Passons sur le programme de la majorité présidentielle, « Ensemble pour la République », qui est fondamentalement dans la continuité catastrophique de ces sept dernières années.
En ce qui concerne le Rassemblement national, toutes les mesures dites « sociales » et protectionnistes ont été abandonnées : abrogation de la réforme des retraites, sortie du marché européen de l’électricité… Pire, le Rassemblement national semble désormais s’inscrire dans une forme de continuité du macronisme, le racisme décomplexé en plus. Il est possible qu’une fois acté l’échec de ses politiques sécuritaires et migratoires, le Rassemblement national s’en prenne aux plus précaires. La gestion de leurs communes — arrêt des subventions aux associations de solidarité, attaques contre les chômeurs et les allocataires de minima sociaux, fin des tarifs réduits de la cantine scolaire pour les familles les plus pauvres — semble indiquer cette possibilité. En somme, le programme du Rassemblement national, fondé sur des baisses d’impôts massives pour les plus aisés et les entreprises ainsi que sur la « priorité nationale » concernant les prestations sociales et l’accès au logement et à la santé, pourrait être qualifié de « néolibéralisme identitaire ».
Passons désormais au « Nouveau Front populaire » (NFP).
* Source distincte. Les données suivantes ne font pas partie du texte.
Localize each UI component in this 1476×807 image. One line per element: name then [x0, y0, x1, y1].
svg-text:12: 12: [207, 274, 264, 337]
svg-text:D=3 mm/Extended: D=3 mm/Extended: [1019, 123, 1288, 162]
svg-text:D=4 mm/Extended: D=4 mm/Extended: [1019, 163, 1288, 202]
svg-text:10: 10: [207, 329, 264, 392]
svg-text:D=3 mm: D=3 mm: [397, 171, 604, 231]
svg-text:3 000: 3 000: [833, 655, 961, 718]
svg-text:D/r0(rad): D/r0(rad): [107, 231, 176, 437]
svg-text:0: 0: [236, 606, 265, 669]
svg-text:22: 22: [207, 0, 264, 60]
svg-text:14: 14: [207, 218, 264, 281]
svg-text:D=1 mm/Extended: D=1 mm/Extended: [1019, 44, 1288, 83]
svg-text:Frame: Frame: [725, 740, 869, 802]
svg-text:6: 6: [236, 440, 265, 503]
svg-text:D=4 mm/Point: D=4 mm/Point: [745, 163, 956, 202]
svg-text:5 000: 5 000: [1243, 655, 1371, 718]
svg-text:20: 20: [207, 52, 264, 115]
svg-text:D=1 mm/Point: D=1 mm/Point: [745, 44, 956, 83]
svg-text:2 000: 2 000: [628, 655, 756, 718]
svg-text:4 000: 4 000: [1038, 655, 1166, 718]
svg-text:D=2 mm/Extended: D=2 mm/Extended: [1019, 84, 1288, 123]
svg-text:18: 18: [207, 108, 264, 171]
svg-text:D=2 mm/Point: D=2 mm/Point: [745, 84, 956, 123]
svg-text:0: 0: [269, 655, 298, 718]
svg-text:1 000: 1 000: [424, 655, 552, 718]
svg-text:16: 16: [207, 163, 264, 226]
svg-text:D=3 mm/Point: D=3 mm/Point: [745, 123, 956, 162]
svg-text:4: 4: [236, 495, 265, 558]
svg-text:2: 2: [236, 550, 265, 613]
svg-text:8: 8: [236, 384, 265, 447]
L’alliance des principaux partis de gauche — LFI, PS, PCF, EELV, ainsi que d’autres mouvements comme le NPA — a débouché sur un programme commun[1].
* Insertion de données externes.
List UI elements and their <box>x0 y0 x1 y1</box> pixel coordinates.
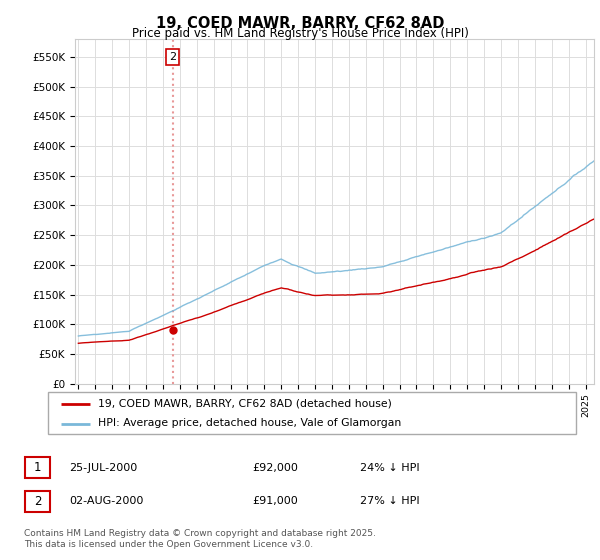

Sur le plan économique et social, le NFP est très ambitieux. Concrètement, il vise une augmentation des dépenses publiques de l’ordre de 150 milliards d’euros par an. Il prévoit également des recettes supplémentaires avoisinant les 100 milliards. Le NFP fait le pari audacieux d’une relance keynésienne de la demande globale d’une part par la consommation, grâce à la hausse généralisée des salaires et des prestations, et d’autre part par une augmentation considérable des investissements publics dans la transition écologique, la santé, le logement et l’agriculture, permettant de créer des millions d’emplois et d’atteindre ainsi le plein-emploi.
Le NFP décline son programme selon la temporalité des mesures, en prenant en compte l’urgence sociale : les quinze premiers jours, les cent jours, puis les mois suivants. Par exemple, dans les premiers jours, le NFP envisage d’augmenter le SMIC à 1 600 euros, d’abroger les réformes des retraites et de l’assurance-chômage, de bloquer les prix des biens de première nécessité, de redonner immédiatement des moyens à l’hôpital public, de rendre l’école totalement gratuite, de créer des places d’hébergement d’urgence pour les personnes sans abri.
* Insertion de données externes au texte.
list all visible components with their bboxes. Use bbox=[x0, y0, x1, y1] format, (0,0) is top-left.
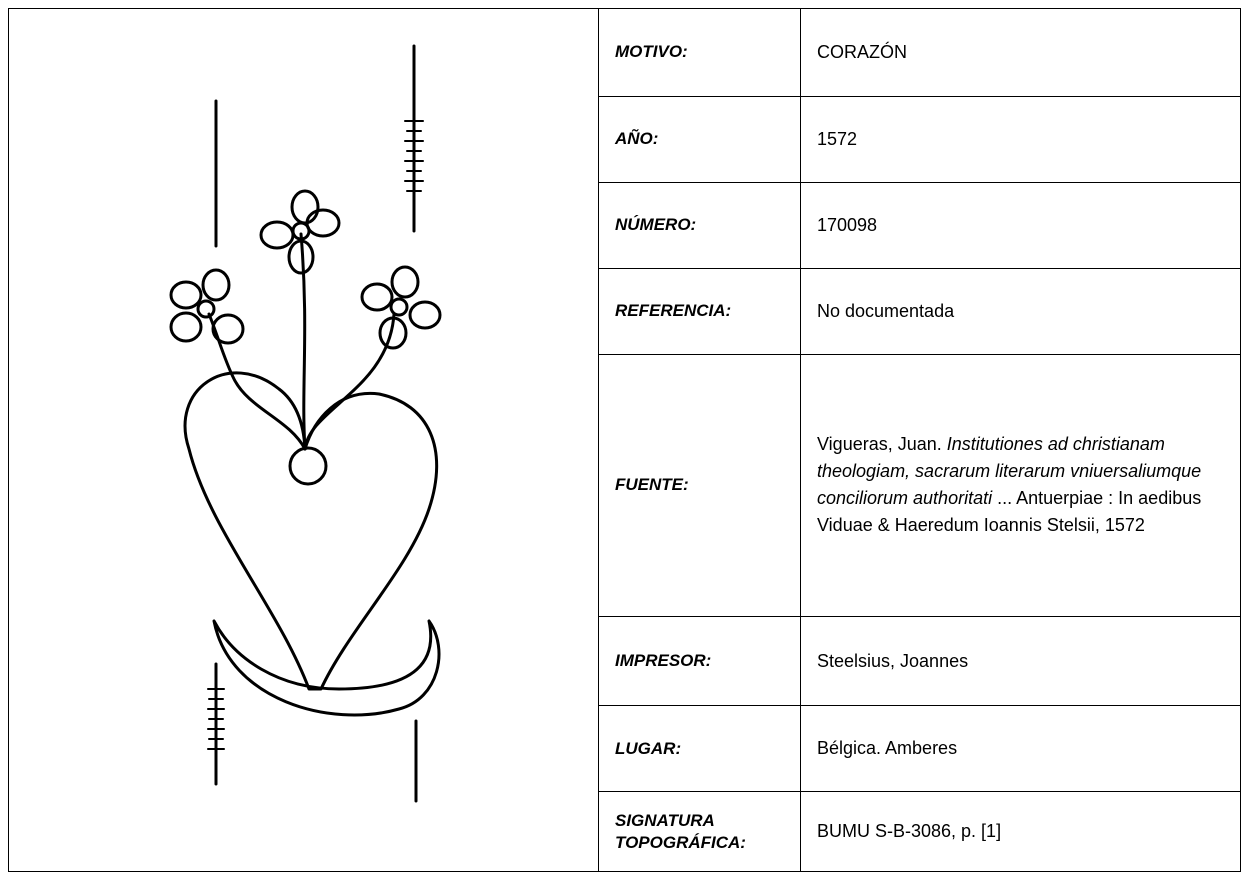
table-row: LUGAR: Bélgica. Amberes bbox=[9, 705, 1241, 793]
field-value: 170098 bbox=[800, 181, 1241, 269]
table-body: MOTIVO: CORAZÓN AÑO: 1572 NÚMERO: 170098 REFER… bbox=[8, 8, 1241, 872]
value-part: Institutiones ad christianam theologiam,… bbox=[817, 434, 1207, 509]
field-label: REFERENCIA: bbox=[598, 267, 801, 355]
field-value: 1572 bbox=[800, 95, 1241, 183]
value-part: Vigueras, Juan. bbox=[817, 434, 947, 455]
table-row: REFERENCIA: No documentada bbox=[9, 267, 1241, 355]
record-table: MOTIVO: CORAZÓN AÑO: 1572 NÚMERO: 170098 REFER… bbox=[8, 8, 1241, 872]
table-row: MOTIVO: CORAZÓN bbox=[8, 8, 1241, 872]
watermark-cell bbox=[8, 8, 599, 872]
field-label: IMPRESOR: bbox=[598, 616, 801, 707]
value-part: ... Antuerpiae : In aedibus Viduae & Hae… bbox=[817, 488, 1207, 536]
field-label: SIGNATURA TOPOGRÁFICA: bbox=[598, 791, 801, 872]
table-row: AÑO: 1572 bbox=[9, 95, 1241, 183]
field-value: No documentada bbox=[800, 267, 1241, 355]
field-value: BUMU S-B-3086, p. [1] bbox=[800, 791, 1241, 872]
field-label: MOTIVO: bbox=[598, 8, 801, 97]
field-label: FUENTE: bbox=[598, 353, 801, 618]
field-label: LUGAR: bbox=[598, 705, 801, 793]
field-value: Vigueras, Juan. Institutiones ad christi… bbox=[800, 353, 1241, 618]
field-value: Steelsius, Joannes bbox=[800, 616, 1241, 707]
field-label: NÚMERO: bbox=[598, 181, 801, 269]
table-row: NÚMERO: 170098 bbox=[9, 181, 1241, 269]
table-row: SIGNATURA TOPOGRÁFICA: BUMU S-B-3086, p. … bbox=[9, 791, 1241, 872]
watermark-drawing bbox=[169, 44, 442, 803]
field-label: AÑO: bbox=[598, 95, 801, 183]
table-row: IMPRESOR: Steelsius, Joannes bbox=[9, 616, 1241, 707]
table-row: FUENTE: Vigueras, Juan. Institutiones ad … bbox=[9, 353, 1241, 618]
field-value: CORAZÓN bbox=[800, 8, 1241, 97]
field-value: Bélgica. Amberes bbox=[800, 705, 1241, 793]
Autant dire que l’application d’un tel programme d’urgence sociale dès les premiers jours aurait sans doute des effets salvateurs, notamment envers les plus précaires, victimes depuis l’élection de Nicolas Sarkozy de politiques antisociales de plus en plus restrictives à leur encontre.
De même, il est complètement faux de dire qu’un tel programme est infaisable sur un plan économique — il le serait davantage d’un point de vue juridique, notamment concernant les traités européens, comme nous le verrons — puisqu’il s’agit simplement d’augmenter les dépenses publiques afin de réduire les inégalités socio-économiques, de redonner du pouvoir d’achat aux classes populaires, mais aussi de relancer la commande publique, indispensable pour la bifurcation écologique et la réindustrialisation. Il est d’ailleurs étonnant de voir des sociaux-démocrates ou des gaullistes sociaux critiquer aussi vertement cette hausse des dépenses publiques au motif qu’elle ferait augmenter le déficit extérieur (ce qui serait parfaitement vrai dans un premier temps) ou qu’elle constituerait un gaspillage d’argent public. Comment financer les investissements verts, la souveraineté alimentaire et industrielle, la lutte contre le mal-logement et la réparation des services publics sans augmenter considérablement les dépenses publiques ?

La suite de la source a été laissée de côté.